L’opinione pubblica americana, invero sorprendentemente, è divisa sul punto: c’è chi sostiene la posizione secondo cui “il paziente viene prima di tutto” – obbligando il medico a prestare la propria opera in favore di ogni cura non illegale richiesta dal malato – e chi invece afferma che “la propria coscienza viene prima di tutto”, e che dunque deve essere possibile per qualsiasi operatore sanitario sottrarsi senza penalizzazioni o discriminazioni di sorta a pratiche che vanno contro i suoi valori personali.
Nel dibattito americano emerge tuttavia un errore di fondo, che spesso investe entrambe le posizioni, ovvero l’idea della coscienza personale come di un luogo meramente soggettivo in cui l’individuo crea autonomamente i valori – prendendoli eventualmente dalla tradizione religiosa di appartenenza – , e si trova poi ad affrontare il grave problema del conflitto con coloro che, nell’intimo della loro coscienza, hanno stabilito differenti gerarchie valoriali.
I due fronti del dibattito, dunque, riguardano quasi esclusivamente gli spazi di autorità di questa coscienza, oscillando fra il soggettivismo etico-religioso e il costruttivismo ideologico o il formalismo dogmatista.
Di tenore non molto differente è stato il commento del filosofo Galimberti al termine dei lavori dell’ultima assemblea generale della Pontificia Accademia per la Vita, che riguardava per l’appunto il ruolo della coscienza.
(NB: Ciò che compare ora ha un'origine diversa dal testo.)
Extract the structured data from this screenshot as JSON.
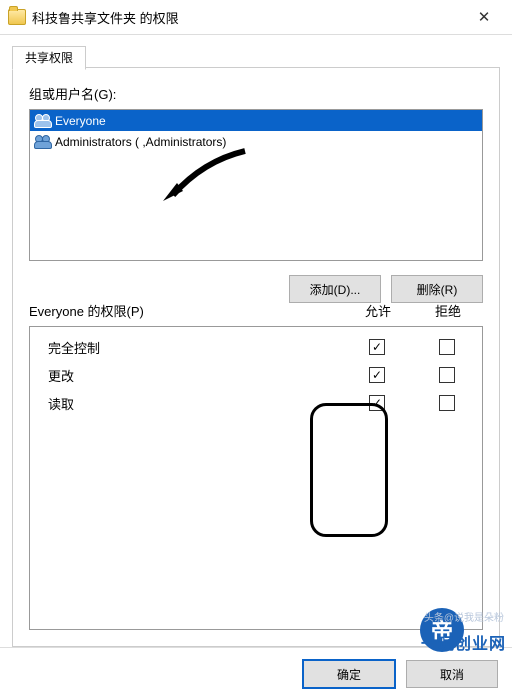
{
  "title": "科技鲁共享文件夹 的权限",
  "tab": "共享权限",
  "groups_label": "组或用户名(G):",
  "users": [
    {
      "name": "Everyone",
      "selected": true
    },
    {
      "name": "Administrators (           ,Administrators)",
      "selected": false
    }
  ],
  "add_btn": "添加(D)...",
  "remove_btn": "删除(R)",
  "perm_for_label": "Everyone 的权限(P)",
  "col_allow": "允许",
  "col_deny": "拒绝",
  "perms": [
    {
      "name": "完全控制",
      "allow": true,
      "deny": false
    },
    {
      "name": "更改",
      "allow": true,
      "deny": false
    },
    {
      "name": "读取",
      "allow": true,
      "deny": false
    }
  ],
  "ok": "确定",
  "cancel": "取消",
  "watermark": {
    "circle": "帝",
    "small1": "头条@说我是朵粉",
    "main": "一玩创业网"
  }
}
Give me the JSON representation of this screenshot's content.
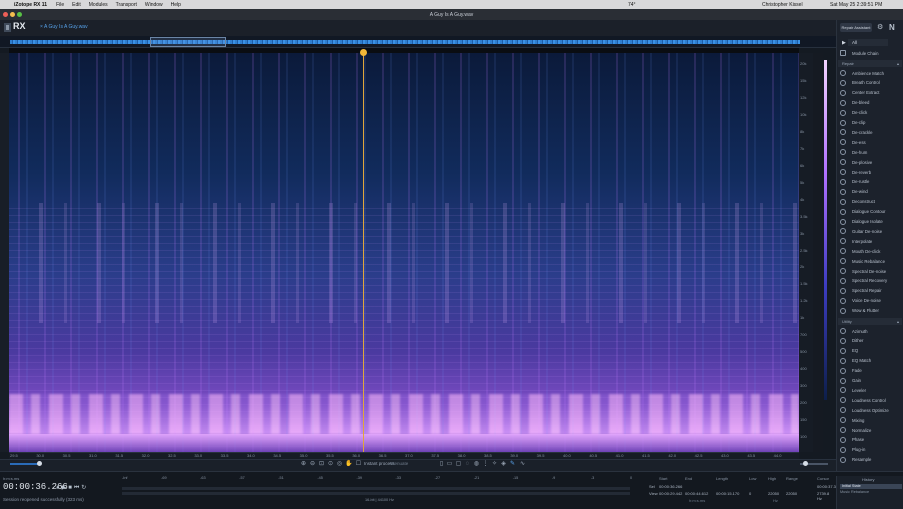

In un suo articolo apparso sul quotidiano “Repubblica” (26 febbraio 2007), Galimberti osservava: “Ma cos’è questa “coscienza”? E’ la dittatura del principio della soggettività che non si fa carico di alcuna responsabilità collettiva e tanto meno delle conseguenze che ne derivano”. […]
Il testo integrale dell’articolo di Claudia Navarini è stato pubblicato sul sito di Zenit
ogni persona ha il diritto di decidere del proprio corpo e della propria vita, ecco perchè il paziente è quello che deve decidere, perchè è della sua vita che si sta parlando ed è il suo corpo che si sta manipolando, questo i dottori lo devono sapere chiaramente, e il paziente che deve decidere alla fine solo lui.
il medico deve essere in grado di fornire la cura migliore e spiegare al paziente quale è la cura migliore dal punto di vista scientifico.
se il paziente la rifiuta per ragioni personali devono essere puramente fatti suoi.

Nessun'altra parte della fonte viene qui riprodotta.